Pre- or Post-K Woman?

Recently I had a brief conversation via email (as much as you can have a "conversation" that way) with a mom of young kids. She writes for the local paper and her latest piece caught my eye. Long story short, she has ruled out a third child because she has a boy and a girl, and it's expensive enough with just two. So I wrote to her with another perspective (my own, of course) to start a conversation.

She was polite and brief, and said she likes being a mom, but really likes working outside the home to be herself; the person she was before kids came along.

And it hit me; that's the draw for so many women. The allure of working outside the home; the promise that you can be yourself- the self you were before kids. As if there is something wrong with you or lacking because now you have kids. As if somehow you are not good enough now you are a mom; you have to have this other job to be good enough, to be complete. I just have to be the woman I was pre-kiddos to be happy and feel successful and content. I'm not satisfied being just a mom. I'm not productive enough just being a mom. I am selling myself and my education short by just being a mom.

What lies. And so many of us fall for them; I have been tempted at times to think along those lines. But it got me thinking, as things do: would I ever want to be the woman I was before kids? Is that even possible? I can't remember what I was like then, but I am pretty sure I was not nearly as interesting. I'm also pretty sure I was more selfish and short tempered and had a lower threshold for chaos and noise.

Children change us. Forever. And usually for the better. I feel sorry for the kids of moms who long to be the woman they used to be, rather than embracing  the woman they have become. Moms who long for the good old days, before diapers and potty training, before interrupted sleep and runny noses. Because they are caught up in the short term. Caught up in the tiredness and frustration and see no end in sight, and so set their sights on something that seems better. So caught up in trying to live in the past, hanging on to that long-ago woman or trying to be a mom and the long-ago woman at the same time, she fails to see the beauty in the now- in motherhood. And the kids know it. They know they are second best or in competition for mom's attention and affection and aspirations.

Motherhood is unlike any other job; we are given charge of eternal souls to love and nurture and raise up to adulthood. There is no other job like this. It's the only job that we can fully embrace and pour ourselves into; we are always on the clock even if the kids are in the care of someone else. And out of fear of losing themselves (the old self), some women opt to keep one foot in the outside world and one foot in the mommy world. But I say: throw yourself into it, no fear, and see what happens. See what God can do with you. See how He will grow you and change you and enable you to do things you never thought you could.

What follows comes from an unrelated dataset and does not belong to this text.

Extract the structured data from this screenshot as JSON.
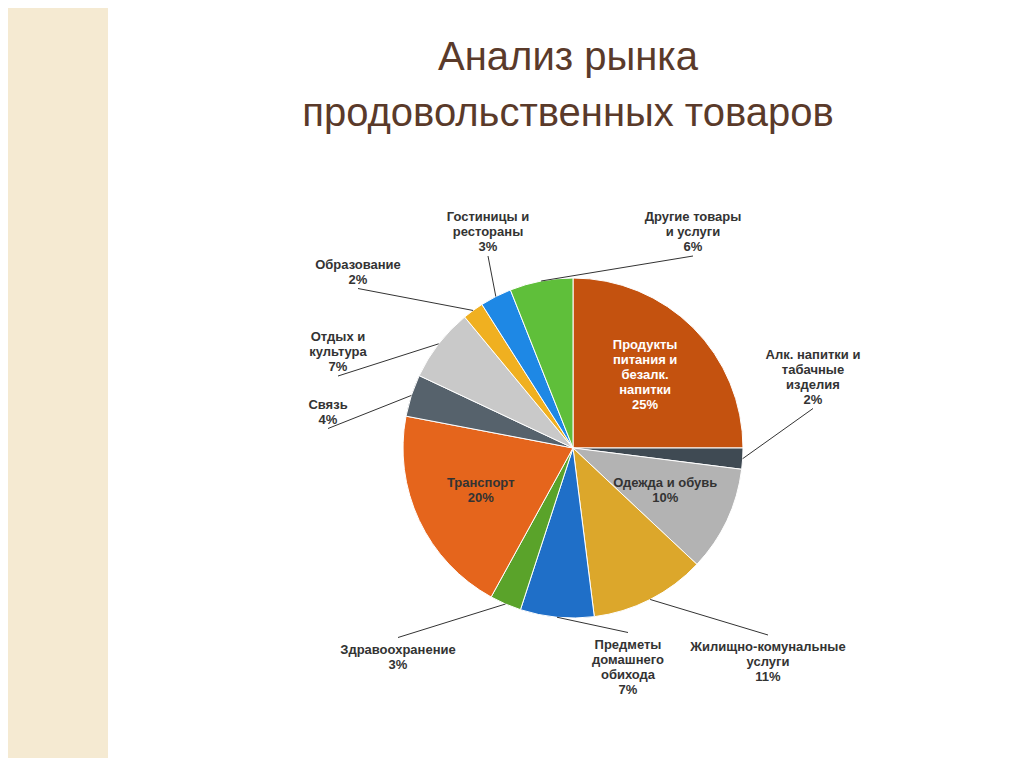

(There are women who have to work, no ifs, ands, or buts about it, and they are not fooling themselves. I am not talking about them).

And the Mommy Wars rage around us; stay at home moms feeling better than the working moms; working moms feeling better than the stay at home moms and all of them feeling guilty. Guilty for staying at home and throwing away their education; guilty for leaving their children in the care of someone else while pursuing a career.

The writer I was conversing with stated (in her email to me) she loved to work, yet publicly, in her column, has stated how guilty she feels that her kids will not be at home enjoying a summer filled with swim lessons and popsicles and lazy afternoons. Why? Because she is working. See the conflict? See the confusion? And the losers are the kids.

My kids know that I am fully committed to raising them and being there for them until they leave home for good. They know they are my priority. Not that I put them on a pedestal and worship them. Not that they are puffed up with self importance. I do have hobbies and other interests. I am not their slave. But they know their place. They may be confused about life and their future and they may have doubts about themselves, as teenagers are known to do. But they know where they fit in here at home. They may rail against the rules and pout over things; they may argue and stomp up to their room. But they know they are safe at home base. They know.